Carson travels to Jordan to meet Syrian refugees

Republican presidential candidate Ben Carson is traveling to Jordan Friday to meet with Syrian refugees, a source confirmed to the Washington Examiner.

Carson, who ranks fourth in the Washington Examiner‘s power rankings for the Republican presidential primary, placed first in the field according to some mid-November polling. However, subsequent polls have seen him decline to as low as fourth in the race. That has been attributed partly to the perception that he is not the strongest candidate on foreign policy, a weakness accentuated by the Nov. 13 terrorist attacks in Paris.

Carson told the New York Times on Thursday that he was planning to travel to the Azraq refugee camp in northern Jordan over the weekend. That could be seen as slightly ironic, considering the paper has given voice to critics seeking to diminish Carson’s foreign policy credentials.

A Nov. 17 report in the paper, titled “Ben Carson is struggling to grasp foreign policy,” quoted some of the candidate’s advisers criticizing his grasp of foreign affairs. “Nobody has been able to sit down with him and have him get one iota of intelligent information about the Middle East,” Duane Clarridge, Carson’s adviser on terrorism and national security, told the paper.

Following that report, Carson told the paper that he wanted to learn more about the refugees seeking to enter the U.S. from Syria. President Obama has made it a goal to accept at least 10,000 within the next year, a plan that Carson has generally rejected.

“I want to hear some of their stories, I want to hear from some of the officials what their perspective is… All of that is extraordinarily useful in terms of formulating an opinion of how to actually solve the problem,” Carson said.
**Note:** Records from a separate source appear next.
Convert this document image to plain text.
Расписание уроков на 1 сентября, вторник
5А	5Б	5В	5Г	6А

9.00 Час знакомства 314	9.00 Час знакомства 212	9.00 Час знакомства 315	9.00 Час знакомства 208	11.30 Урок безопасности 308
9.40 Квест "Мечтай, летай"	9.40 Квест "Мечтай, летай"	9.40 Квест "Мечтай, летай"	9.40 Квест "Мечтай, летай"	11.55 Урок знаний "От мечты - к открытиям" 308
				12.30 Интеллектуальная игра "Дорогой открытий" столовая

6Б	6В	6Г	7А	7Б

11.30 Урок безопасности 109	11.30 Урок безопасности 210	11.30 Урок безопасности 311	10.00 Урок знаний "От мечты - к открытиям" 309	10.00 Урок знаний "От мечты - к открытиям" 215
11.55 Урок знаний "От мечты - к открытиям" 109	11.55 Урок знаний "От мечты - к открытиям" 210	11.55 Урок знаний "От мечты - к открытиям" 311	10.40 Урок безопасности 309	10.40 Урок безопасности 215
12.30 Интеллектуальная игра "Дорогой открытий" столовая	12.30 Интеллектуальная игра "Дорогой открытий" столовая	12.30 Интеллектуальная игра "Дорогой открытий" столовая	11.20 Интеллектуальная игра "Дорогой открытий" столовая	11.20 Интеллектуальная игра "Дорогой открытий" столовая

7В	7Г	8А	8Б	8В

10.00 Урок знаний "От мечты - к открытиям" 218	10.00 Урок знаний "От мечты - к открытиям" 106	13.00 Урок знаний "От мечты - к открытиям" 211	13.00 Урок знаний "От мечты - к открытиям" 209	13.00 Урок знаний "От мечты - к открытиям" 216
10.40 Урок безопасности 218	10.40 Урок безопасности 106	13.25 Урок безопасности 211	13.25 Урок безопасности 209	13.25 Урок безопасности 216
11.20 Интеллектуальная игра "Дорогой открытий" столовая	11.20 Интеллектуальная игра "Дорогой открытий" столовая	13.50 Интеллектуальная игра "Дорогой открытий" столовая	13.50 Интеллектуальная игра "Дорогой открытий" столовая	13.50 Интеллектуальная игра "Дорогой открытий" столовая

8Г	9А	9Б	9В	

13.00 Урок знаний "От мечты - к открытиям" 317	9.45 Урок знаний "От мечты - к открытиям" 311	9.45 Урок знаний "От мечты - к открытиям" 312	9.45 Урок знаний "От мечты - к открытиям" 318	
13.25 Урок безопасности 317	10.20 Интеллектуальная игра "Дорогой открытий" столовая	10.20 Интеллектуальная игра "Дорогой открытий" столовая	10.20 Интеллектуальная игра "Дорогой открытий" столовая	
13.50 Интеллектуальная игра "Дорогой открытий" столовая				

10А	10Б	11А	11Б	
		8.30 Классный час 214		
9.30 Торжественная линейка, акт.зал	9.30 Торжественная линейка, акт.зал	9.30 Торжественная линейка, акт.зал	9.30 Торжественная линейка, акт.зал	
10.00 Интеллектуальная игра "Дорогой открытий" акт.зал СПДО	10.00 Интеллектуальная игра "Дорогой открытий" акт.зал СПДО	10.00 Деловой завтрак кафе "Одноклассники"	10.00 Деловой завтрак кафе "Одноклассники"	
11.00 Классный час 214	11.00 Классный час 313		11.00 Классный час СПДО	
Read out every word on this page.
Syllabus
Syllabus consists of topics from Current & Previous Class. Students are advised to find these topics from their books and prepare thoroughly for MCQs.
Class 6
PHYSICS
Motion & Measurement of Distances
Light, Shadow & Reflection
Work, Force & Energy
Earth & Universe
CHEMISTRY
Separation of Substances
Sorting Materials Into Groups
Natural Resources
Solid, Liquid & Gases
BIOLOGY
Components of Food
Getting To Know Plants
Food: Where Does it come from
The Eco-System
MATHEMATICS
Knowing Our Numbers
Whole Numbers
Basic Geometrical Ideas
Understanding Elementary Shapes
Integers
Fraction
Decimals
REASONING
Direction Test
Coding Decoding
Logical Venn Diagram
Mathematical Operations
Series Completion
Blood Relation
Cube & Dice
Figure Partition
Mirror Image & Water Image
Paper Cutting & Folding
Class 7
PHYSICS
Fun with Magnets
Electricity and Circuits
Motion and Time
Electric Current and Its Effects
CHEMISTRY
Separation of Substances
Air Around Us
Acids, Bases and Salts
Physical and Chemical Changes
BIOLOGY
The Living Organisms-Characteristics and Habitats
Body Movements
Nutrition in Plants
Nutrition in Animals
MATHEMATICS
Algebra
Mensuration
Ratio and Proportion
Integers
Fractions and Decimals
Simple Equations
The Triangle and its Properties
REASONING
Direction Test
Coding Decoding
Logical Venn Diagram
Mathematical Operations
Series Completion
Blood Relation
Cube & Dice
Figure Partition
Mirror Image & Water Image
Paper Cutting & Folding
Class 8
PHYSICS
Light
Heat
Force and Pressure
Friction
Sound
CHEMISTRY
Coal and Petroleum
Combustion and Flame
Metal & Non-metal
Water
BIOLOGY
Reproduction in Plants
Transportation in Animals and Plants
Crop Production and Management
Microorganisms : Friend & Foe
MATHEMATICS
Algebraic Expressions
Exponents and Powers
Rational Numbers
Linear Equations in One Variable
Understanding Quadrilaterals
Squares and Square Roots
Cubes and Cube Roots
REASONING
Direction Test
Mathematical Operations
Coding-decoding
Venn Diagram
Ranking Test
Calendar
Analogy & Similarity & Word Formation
“I find when you have firsthand knowledge of things as opposed to secondhand, it makes a much stronger impression,” he added.

A five-day rolling average of Reuters polling indicates that Americans currently trust Donald Trump, who ranks first in the Examiner‘s power rankings, more than any other presidential contender to deal with terrorism. The polling, conducted Nov. 23-27, shows 22.8 percent selecting him as their top choice. He is followed by Hillary Clinton (21.7 percent), Sen. Bernie Sanders, I-Vt. (6.4 percent), and Carson (5.5 percent).